Pie Dough

piedough

If I have one image of my mom in the kitchen when I was growing up, it is of her sprinkling the countertop with flour, apron on, with a rolling pin at-the-ready, preparing to turn a ball of dough into a pie crust. Many years later, when I would see the iconic image of LeBron James throwing chalk up in the air in a clap of dust at the start of his basketball games, I would imagine my mom on a poster on the side of an arena, tossing flour from the bag into the air as a pre-game ritual before her majestic pie dough rolling would begin.

My own pie dough making routine is much less dramatic, and it has taken a long time for my performance to be ready for center court. Seeing my mom make so many balls of pie dough (I believe she made at least one a day for 20 years or more), it’s hard to believe that I had to work so hard to develop my own pie dough recipe.

When I first began making pies and I asked her for the recipe, it was very vague. I know she used Crisco, because I always remember seeing the large tub (the largest one that was available at the store) on the counter top. I know she used a hand held pastry blender. I know she would keep a glass of water nearby. This pie dough recipe, however, was more like an extension of her being than it was a recipe. It had more to do with movement, texture, timing and visual appearance than an ingredient list.

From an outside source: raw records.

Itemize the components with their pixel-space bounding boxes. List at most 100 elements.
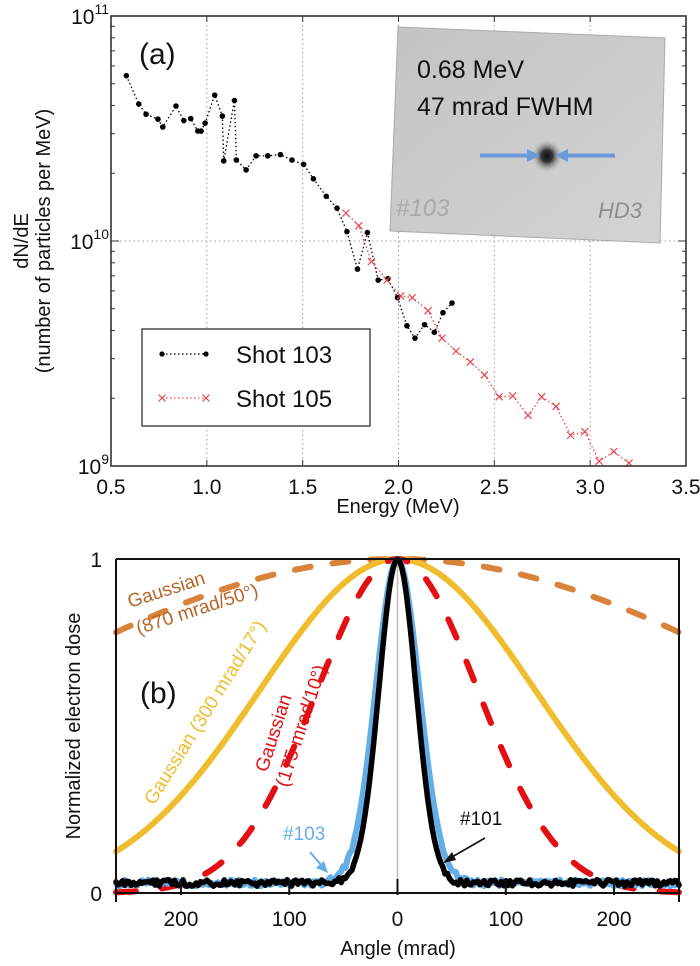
y-tick-label: 0	[90, 883, 102, 906]
data-point	[173, 103, 179, 109]
y-tick-label: 1	[90, 549, 102, 572]
data-point	[277, 151, 284, 158]
x-tick-label: 2.0	[384, 476, 413, 499]
data-point	[552, 402, 560, 411]
data-point	[300, 161, 307, 168]
panel-b-y-axis-title: Normalized electron dose	[63, 613, 85, 840]
data-point	[211, 92, 218, 98]
data-point	[438, 334, 446, 343]
label-gaussian-870: Gaussian (870 mrad/50°)	[125, 568, 261, 639]
x-tick-label: 1.5	[288, 476, 317, 499]
inset-fwhm-text: 47 mrad FWHM	[417, 93, 593, 121]
data-point	[495, 392, 504, 401]
y-tick-label: 109	[78, 451, 109, 479]
right-arrow-head-icon	[555, 149, 568, 162]
film-background	[389, 26, 666, 244]
data-point	[566, 431, 575, 440]
x-tick-label: 200	[163, 908, 198, 931]
inset-energy-text: 0.68 MeV	[417, 56, 524, 84]
data-point	[424, 306, 432, 315]
data-point	[449, 300, 455, 306]
data-point	[537, 392, 546, 401]
panel-a-y-axis-title-line2: (number of particles per MeV)	[33, 109, 55, 374]
data-point	[123, 72, 130, 79]
data-point	[323, 193, 330, 200]
data-point	[181, 117, 187, 124]
beam-spot	[531, 139, 563, 173]
data-point	[187, 115, 194, 122]
arrow-shot-101	[451, 837, 486, 858]
legend-label-shot-103: Shot 103	[236, 342, 332, 369]
data-point	[595, 457, 604, 466]
data-point	[609, 447, 618, 456]
y-tick-label: 1010	[70, 226, 109, 254]
legend-marker-shot-105	[158, 394, 166, 402]
panel-a-y-axis-title-line1: dN/dE	[11, 213, 33, 269]
data-point	[412, 335, 418, 341]
data-point	[243, 167, 249, 173]
x-tick-label: 100	[488, 908, 523, 931]
panel-a-spectrum-chart: 0.68 MeV 47 mrad FWHM #103 HD3 0.5 1.0 1.5…	[11, 1, 700, 518]
arrow-shot-103	[309, 851, 323, 867]
data-point	[289, 157, 295, 163]
data-point	[344, 228, 350, 235]
x-tick-label: 0.5	[96, 476, 125, 499]
x-tick-label: 2.5	[480, 476, 509, 499]
data-point	[452, 347, 460, 356]
data-point	[431, 329, 438, 336]
panel-a-ticks: 0.5 1.0 1.5 2.0 2.5 3.0 3.5 1011 1010 109	[70, 1, 700, 499]
legend-marker-shot-105	[202, 394, 210, 402]
data-point	[440, 309, 446, 316]
x-tick-label: 1.0	[192, 476, 221, 499]
data-point	[396, 292, 405, 300]
y-tick-label: 1011	[71, 1, 109, 29]
data-point	[508, 391, 517, 400]
data-point	[264, 153, 271, 159]
data-point	[159, 124, 166, 130]
data-point	[480, 370, 489, 379]
x-tick-label: 200	[597, 908, 632, 931]
data-point	[404, 322, 410, 329]
data-point	[354, 221, 363, 230]
left-arrow-head-icon	[527, 149, 540, 162]
x-tick-label: 3.0	[576, 476, 605, 499]
panel-b-ticks: 200 100 0 100 200 0 1	[90, 549, 631, 931]
panel-a-label: (a)	[139, 38, 176, 71]
panel-a-x-axis-title: Energy (MeV)	[336, 496, 459, 518]
data-point	[310, 175, 317, 182]
legend-label-shot-105: Shot 105	[236, 386, 332, 413]
data-point	[408, 293, 417, 302]
data-point	[466, 358, 475, 366]
data-point	[219, 113, 226, 119]
arrow-head-101-icon	[443, 852, 456, 863]
film-mark-hd3: HD3	[598, 198, 643, 223]
x-tick-label: 3.5	[671, 476, 700, 499]
panel-b-angular-chart: 200 100 0 100 200 0 1 (b) Angle (mrad) Normali…	[63, 549, 682, 960]
data-point	[367, 257, 376, 266]
x-tick-label: 100	[272, 908, 307, 931]
data-point	[342, 209, 350, 218]
data-point	[202, 120, 208, 126]
label-gaussian-300: Gaussian (300 mrad/17°)	[140, 617, 270, 808]
series-line-shot-105	[345, 212, 630, 464]
label-shot-103: #103	[283, 824, 325, 845]
film-mark-shot: #103	[396, 195, 450, 222]
data-point	[220, 158, 227, 164]
panel-a-legend: Shot 103 Shot 105	[141, 328, 371, 427]
data-point	[421, 321, 428, 328]
data-point	[375, 277, 381, 283]
data-point	[334, 205, 340, 211]
data-point	[383, 276, 391, 285]
data-point	[155, 116, 161, 122]
data-point	[354, 266, 361, 272]
x-tick-label: 0	[392, 908, 404, 931]
legend-marker-shot-103	[203, 351, 209, 357]
label-shot-101: #101	[460, 809, 502, 830]
panel-b-label: (b)	[140, 677, 177, 710]
data-point	[580, 427, 589, 436]
data-point	[394, 294, 401, 301]
data-point	[253, 153, 259, 159]
data-point	[143, 111, 149, 118]
panel-b-x-axis-title: Angle (mrad)	[340, 938, 456, 960]
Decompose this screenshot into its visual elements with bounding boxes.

I was on my own. The first thing I changed was to substitute butter for vegetable shortening. There may be health reasons to do so, but my reason was because I always had butter in the refrigerator. The next thing I changed was to learn to make the dough in the food processor. There may be efficiency reasons to do so, but my reason was that I didn’t have a pastry blender.

When I set out to make the dough, for a long time it didn’t work. I tried to cut back on fat and it usually turned out like a big cracker. Now I use as much butter as I need (but I make up for it by eating a smaller piece of pie!) I often couldn’t get the consistency correct. Sometimes it was too soft and didn’t roll out properly. Many bakers told me it that was because I wasn’t using ice water in the recipe. My final adjustment was to chill the pie dough in the freezer for 20 minutes before rolling it out.

This isn’t a sentimental recipe that’s been passed down for generations. It makes a darn good pie dough, though. And, it’s passing down something even better than the actual pie dough recipe—the memory of a mom, at the counter, flouring a surface, rolling out dough, and loving a family with warm apple pies.

makes one 9-inch pie crust

1 cup flour

½ teaspoon salt

6 tablespoons cold butter

ice water

Combine all ingredients, except ice water, in a food processer and pulse into crumb. Add ice water a teaspoon at a time and continue to pulse until dough forms into one ball. Cover with plastic wrap and put in freezer for 20 minutes before rolling out and using with your favorite pie filling recipe.